BARCA'NIN NEYMAR'INI ELEŞTİRMENİN DAYANILMAZ HAFİFLİĞİ






















by Osman Bulugil

Altyapısıyla gelişen Barcelona'nın transfer davranışlarının son 10 yılına baktığımızda, farklılıklar olmakla birlikte vitrin transferine doğru bir eğilimin olduğu karşımıza çıkıyor. Totalde son on yılda  500 milyon avroya yakın bir transfer harcaması yapmışlar...2003 den bu yana daha vitrin oyuncusu olarak nitelenebilecek oyunculardan sonuncusu Neymar....Real Madrid rekabetinin iki futbol şirketinin pazarlama hamleleri olarak da birçok transferi algılayabiliriz.

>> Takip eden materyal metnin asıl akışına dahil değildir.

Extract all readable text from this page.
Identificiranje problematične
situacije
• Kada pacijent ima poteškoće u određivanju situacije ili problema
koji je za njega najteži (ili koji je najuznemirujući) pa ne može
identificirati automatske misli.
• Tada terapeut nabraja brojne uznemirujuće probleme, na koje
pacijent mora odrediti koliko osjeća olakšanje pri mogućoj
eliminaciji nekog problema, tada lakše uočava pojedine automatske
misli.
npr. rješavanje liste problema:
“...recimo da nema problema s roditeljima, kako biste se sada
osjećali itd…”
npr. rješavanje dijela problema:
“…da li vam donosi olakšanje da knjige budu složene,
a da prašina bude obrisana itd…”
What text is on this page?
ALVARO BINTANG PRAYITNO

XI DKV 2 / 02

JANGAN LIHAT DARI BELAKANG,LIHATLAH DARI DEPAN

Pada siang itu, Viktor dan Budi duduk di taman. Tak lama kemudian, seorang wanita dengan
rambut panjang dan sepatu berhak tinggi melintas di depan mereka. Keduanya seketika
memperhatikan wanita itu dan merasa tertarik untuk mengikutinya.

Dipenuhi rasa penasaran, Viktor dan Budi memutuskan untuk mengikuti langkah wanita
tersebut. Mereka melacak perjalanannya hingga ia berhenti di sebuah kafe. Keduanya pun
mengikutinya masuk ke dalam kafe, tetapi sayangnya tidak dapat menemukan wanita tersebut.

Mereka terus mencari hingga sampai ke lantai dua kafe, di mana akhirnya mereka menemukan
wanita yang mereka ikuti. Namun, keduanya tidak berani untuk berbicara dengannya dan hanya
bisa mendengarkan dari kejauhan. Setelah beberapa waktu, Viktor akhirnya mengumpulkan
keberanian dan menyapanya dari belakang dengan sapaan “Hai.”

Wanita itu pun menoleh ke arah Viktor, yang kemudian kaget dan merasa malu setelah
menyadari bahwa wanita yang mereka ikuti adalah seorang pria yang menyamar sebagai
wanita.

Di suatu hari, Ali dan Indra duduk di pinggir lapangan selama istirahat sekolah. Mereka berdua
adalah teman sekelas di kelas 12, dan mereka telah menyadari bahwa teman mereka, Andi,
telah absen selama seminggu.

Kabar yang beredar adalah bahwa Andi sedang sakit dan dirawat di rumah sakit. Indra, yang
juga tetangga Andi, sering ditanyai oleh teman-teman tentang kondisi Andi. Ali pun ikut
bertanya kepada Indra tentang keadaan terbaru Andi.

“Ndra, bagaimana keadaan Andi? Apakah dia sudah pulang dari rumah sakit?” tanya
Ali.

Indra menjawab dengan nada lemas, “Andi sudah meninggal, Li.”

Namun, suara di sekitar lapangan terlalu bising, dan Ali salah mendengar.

Öncelikle öz kaynaklarıyla futbolu var eden kulübün bu yapının bir parçası olup, bu yapıyı futbolcuları da yeniden ürettikçe sistem işlemeye devam ediyor. Altyapısına kattığı bölgesel menşei çocuklar kadar daha küresel ölçekteki çocukları erken yaşta altyapıya dahil ediyorlar. Aslında Ferguson'un takımının iskeletinin  öz kaynaklardan oluştuğunu, transferin de bunun sadece süsü olduğu söylemi tam da Barca için nokta atışı olsa gerek. Belirli oranda  da bu mivhalde  transfer yaptıkları da aşikar. Barca tarihine birçok oyuncu nokta transfer ile geldikleri takımda, Barca'nın oyun kültürüyle aslında yeniden futbolcu oldular. D.Alves bunun en spesifik örneği olarak karşımıza çıkıyor. Barcelona'nın bek sıkıntısı yaşadığı aşikar. Altyapıda önem verilse de sorun devam ediyor ve bunu Alba örneğinde rahatlıkla görebiliyoruz. Önce serbest bırakıp sonra Valencia'dan satın almaları bunu net olarak gösteriyor. Bek sıkıntısı aslında  yine Barca'nın oyununda yer alan 3'lü defansa dönüşlerde belirleyici oluyor. Önceki yıllarda zaman zaman bekte Puyol 'u izlemiştik. Tito'ya göre Guardiola zaman zaman 3'lü savunmayı kullanıp orta sahada daha kalabalık oynamayı tercih etmişti. Savunma anlamında da birçok sıkıntıyı da beraberinde getirmişti. Yine Guardiola döneminde alınan Song da hem rotasyon oyuncusu hem de 3'lü de oynayabilecek bir oyuncu. Fakat 4'lü savunmanın önünde Busquets varken, transferini düşünürsek, alınması çok anlamsız hale gelecektir.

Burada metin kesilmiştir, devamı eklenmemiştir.